When it comes to symbolism, costs are obviously completely irrelevant. The plans of the Danish government to isolate delinquent refugees who can not be deported after serving their sentence despite a final expulsion order on an island in the Baltic Sea promise to be extremely expensive.
According to preliminary calculations by the Ministry of Finance, it will cost the equivalent of more than 100 million euros to decontaminate the „epidemic island“ Lindholm, on which animal tests and research on viral diseases have been carried out for decades, and make it habitable as a „departure center“.
In addition, running costs of at least 240,000 euros per refugee per year would come – provided that the planned camp with 125 people is always fully occupied. The group in question is now housed in Kærshovedgård in Jutland. There, the corresponding costs amount to 34,000 euros per year, around one-seventh of them.
Given that their communities are forced to turn each crown three times, such handling of tax money is „completely insane,“ according to a statement issued on Thursday by several mayors. „A mockery“ commented the daily Information : Millions would be spent only to make the stay as miserable as possible for the people concerned.
Advocate of the taxpayer
Ironically, the rogue populist Danish People’s Party (DF), the driving force behind the concept of the „lonely island,“ otherwise likes to act as a taxpayer’s lawyer. His project was worth the price of the project, Martin Henriksen DF representative in Parliament’s Foreign Policy Committee emphasized: „There we have a lot better control over the people.“
However, as far as the ferry schedule and inmate fare are concerned, they will go „to the limit“ of what international conventions have made possible.
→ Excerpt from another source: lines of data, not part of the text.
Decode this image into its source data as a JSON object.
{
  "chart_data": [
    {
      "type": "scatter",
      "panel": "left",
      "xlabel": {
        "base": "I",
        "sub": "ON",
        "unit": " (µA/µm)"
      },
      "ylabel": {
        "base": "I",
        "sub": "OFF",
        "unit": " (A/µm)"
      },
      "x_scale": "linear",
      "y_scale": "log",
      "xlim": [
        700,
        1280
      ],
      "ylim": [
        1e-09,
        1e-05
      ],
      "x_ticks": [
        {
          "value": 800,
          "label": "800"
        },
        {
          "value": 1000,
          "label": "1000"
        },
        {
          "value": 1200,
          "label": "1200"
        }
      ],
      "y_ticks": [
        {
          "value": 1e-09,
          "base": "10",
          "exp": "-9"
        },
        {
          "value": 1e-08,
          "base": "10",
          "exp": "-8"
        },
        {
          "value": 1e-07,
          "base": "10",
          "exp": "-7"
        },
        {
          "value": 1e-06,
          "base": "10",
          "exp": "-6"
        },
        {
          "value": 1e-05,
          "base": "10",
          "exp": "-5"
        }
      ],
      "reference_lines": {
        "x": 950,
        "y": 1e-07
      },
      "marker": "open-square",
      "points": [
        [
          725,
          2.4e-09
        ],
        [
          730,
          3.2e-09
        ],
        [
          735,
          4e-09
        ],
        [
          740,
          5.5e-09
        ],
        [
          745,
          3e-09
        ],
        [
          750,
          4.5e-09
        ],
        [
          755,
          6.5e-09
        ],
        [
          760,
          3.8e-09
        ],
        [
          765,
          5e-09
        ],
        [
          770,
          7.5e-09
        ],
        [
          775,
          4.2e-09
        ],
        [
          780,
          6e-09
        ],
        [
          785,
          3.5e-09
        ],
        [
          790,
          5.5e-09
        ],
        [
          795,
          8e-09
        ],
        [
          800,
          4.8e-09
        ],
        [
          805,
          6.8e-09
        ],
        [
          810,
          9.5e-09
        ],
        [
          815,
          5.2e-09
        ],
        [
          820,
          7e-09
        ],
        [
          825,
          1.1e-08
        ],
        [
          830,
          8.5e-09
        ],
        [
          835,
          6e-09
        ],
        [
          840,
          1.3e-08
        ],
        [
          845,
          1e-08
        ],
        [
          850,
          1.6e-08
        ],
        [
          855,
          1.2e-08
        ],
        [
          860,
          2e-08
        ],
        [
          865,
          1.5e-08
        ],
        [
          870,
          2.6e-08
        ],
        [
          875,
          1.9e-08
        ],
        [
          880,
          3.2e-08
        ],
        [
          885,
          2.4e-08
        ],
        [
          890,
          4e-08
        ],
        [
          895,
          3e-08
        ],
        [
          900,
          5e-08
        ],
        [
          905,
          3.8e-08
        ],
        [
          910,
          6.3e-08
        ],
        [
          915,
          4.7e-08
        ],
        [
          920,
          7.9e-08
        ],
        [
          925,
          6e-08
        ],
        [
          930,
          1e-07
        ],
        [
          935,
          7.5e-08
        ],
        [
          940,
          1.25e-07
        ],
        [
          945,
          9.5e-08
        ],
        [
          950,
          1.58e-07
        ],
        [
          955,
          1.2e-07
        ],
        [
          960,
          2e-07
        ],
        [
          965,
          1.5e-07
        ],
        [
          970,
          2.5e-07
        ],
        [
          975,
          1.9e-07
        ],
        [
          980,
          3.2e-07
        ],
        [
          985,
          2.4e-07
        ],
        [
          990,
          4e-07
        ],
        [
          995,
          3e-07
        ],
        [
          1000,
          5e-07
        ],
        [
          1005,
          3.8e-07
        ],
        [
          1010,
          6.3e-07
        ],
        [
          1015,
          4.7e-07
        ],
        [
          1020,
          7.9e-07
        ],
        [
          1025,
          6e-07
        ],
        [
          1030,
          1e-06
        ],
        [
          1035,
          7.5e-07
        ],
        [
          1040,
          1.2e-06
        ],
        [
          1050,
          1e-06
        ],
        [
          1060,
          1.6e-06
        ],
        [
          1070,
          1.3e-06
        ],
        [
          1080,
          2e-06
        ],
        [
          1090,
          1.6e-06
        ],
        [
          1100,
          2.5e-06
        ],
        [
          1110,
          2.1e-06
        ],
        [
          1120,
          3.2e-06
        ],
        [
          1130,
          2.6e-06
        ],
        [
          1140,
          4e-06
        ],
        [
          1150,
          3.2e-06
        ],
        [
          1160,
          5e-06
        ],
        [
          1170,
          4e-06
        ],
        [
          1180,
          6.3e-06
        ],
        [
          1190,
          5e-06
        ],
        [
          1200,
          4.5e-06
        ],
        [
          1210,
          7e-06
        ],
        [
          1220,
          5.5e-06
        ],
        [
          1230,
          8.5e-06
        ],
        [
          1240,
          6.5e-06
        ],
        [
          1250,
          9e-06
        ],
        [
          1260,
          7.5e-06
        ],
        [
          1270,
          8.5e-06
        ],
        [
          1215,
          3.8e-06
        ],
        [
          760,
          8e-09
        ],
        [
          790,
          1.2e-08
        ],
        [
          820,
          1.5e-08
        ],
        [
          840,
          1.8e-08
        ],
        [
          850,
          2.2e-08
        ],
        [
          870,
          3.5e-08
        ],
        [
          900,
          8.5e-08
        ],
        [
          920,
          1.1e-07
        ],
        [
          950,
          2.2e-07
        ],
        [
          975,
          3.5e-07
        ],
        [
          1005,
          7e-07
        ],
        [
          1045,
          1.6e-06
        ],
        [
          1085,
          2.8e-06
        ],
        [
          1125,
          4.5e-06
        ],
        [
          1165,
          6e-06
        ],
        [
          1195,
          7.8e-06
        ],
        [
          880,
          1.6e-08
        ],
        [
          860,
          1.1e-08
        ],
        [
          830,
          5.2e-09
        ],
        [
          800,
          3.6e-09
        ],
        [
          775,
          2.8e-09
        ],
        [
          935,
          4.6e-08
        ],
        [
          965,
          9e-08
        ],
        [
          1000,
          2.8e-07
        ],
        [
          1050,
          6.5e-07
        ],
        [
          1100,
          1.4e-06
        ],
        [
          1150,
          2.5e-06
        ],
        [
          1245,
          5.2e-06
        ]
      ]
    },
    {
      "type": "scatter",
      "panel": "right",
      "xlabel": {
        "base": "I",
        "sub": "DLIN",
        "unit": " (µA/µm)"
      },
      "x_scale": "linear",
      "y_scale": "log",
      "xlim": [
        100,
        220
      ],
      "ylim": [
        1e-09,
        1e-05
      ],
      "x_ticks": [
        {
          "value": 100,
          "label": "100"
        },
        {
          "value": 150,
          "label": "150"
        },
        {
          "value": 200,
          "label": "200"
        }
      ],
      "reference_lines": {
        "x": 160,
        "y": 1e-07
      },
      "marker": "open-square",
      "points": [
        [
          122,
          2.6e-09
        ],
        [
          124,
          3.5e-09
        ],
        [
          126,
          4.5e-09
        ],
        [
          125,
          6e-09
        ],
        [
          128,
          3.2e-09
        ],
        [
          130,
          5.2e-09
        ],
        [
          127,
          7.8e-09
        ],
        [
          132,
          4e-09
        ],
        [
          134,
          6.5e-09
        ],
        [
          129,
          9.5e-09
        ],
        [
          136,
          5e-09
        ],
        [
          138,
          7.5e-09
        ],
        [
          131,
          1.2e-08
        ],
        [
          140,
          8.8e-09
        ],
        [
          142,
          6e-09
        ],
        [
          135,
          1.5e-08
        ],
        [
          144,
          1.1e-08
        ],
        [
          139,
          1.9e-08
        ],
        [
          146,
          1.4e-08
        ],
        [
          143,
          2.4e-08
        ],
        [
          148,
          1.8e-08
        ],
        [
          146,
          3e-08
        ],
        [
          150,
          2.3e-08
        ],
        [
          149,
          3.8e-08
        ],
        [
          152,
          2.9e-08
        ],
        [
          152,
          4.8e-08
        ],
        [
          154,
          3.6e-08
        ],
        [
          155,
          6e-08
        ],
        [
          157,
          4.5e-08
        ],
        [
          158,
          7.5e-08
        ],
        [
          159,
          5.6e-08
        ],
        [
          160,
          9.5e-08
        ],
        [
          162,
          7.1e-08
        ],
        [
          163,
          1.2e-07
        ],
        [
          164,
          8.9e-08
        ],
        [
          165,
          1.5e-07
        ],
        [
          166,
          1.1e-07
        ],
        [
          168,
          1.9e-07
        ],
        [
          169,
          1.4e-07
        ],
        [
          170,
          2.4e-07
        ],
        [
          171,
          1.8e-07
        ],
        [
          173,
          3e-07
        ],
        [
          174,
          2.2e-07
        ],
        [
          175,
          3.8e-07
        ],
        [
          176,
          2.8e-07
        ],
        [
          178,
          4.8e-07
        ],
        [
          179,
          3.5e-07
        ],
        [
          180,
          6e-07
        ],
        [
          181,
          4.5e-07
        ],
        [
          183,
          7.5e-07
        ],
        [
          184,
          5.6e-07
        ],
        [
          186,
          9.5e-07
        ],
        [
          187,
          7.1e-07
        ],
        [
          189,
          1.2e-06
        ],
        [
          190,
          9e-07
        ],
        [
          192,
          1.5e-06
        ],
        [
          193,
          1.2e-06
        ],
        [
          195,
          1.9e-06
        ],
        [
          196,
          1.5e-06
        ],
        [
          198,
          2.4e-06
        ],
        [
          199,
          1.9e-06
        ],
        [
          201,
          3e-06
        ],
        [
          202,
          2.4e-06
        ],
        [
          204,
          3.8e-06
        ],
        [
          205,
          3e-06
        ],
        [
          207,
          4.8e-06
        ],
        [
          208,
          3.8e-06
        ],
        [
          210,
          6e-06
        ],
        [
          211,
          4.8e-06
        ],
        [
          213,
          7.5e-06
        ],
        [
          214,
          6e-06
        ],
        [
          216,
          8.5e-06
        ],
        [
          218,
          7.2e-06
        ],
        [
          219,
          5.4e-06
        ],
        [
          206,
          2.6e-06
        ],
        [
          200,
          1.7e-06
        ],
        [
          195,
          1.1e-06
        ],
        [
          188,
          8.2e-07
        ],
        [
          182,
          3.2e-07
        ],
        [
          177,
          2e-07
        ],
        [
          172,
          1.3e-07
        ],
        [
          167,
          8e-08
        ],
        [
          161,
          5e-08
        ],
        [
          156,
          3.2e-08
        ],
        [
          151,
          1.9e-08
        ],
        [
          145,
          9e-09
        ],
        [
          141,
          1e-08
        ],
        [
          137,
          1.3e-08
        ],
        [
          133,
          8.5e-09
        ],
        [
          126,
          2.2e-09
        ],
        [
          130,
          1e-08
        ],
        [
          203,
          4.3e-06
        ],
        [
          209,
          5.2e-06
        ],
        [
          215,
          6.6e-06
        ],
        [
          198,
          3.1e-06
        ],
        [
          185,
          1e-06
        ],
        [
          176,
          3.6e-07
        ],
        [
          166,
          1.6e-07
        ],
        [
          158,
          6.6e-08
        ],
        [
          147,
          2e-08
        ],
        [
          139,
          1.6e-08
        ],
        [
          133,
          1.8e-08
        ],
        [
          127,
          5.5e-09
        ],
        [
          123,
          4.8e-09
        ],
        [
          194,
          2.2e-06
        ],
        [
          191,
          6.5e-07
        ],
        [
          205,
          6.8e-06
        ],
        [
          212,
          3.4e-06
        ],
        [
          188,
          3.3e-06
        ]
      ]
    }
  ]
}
Critics fear that given a daily allowance of 4.15 euros, which is now paid out, it would be easy to figure out how easy it would be to make a kind of „Danish Alcatraz“ out of the island, where there is no drinking water, for example how the planned camp is already called internally in circles of the police.
„De facto, these people risk being deprived of their freedom,“ says Pernille Skipper, spokeswoman for the leftist „Unity List.“ The critics of the project also joined Michelle Bachelet, United Nations High Commissioner for Human Rights. „I really have serious concerns,“ she said Wednesday. One knows that „such isolation has negative consequences“. She warned against „stigmatization“ and announced a „dialogue“ with the Danish government.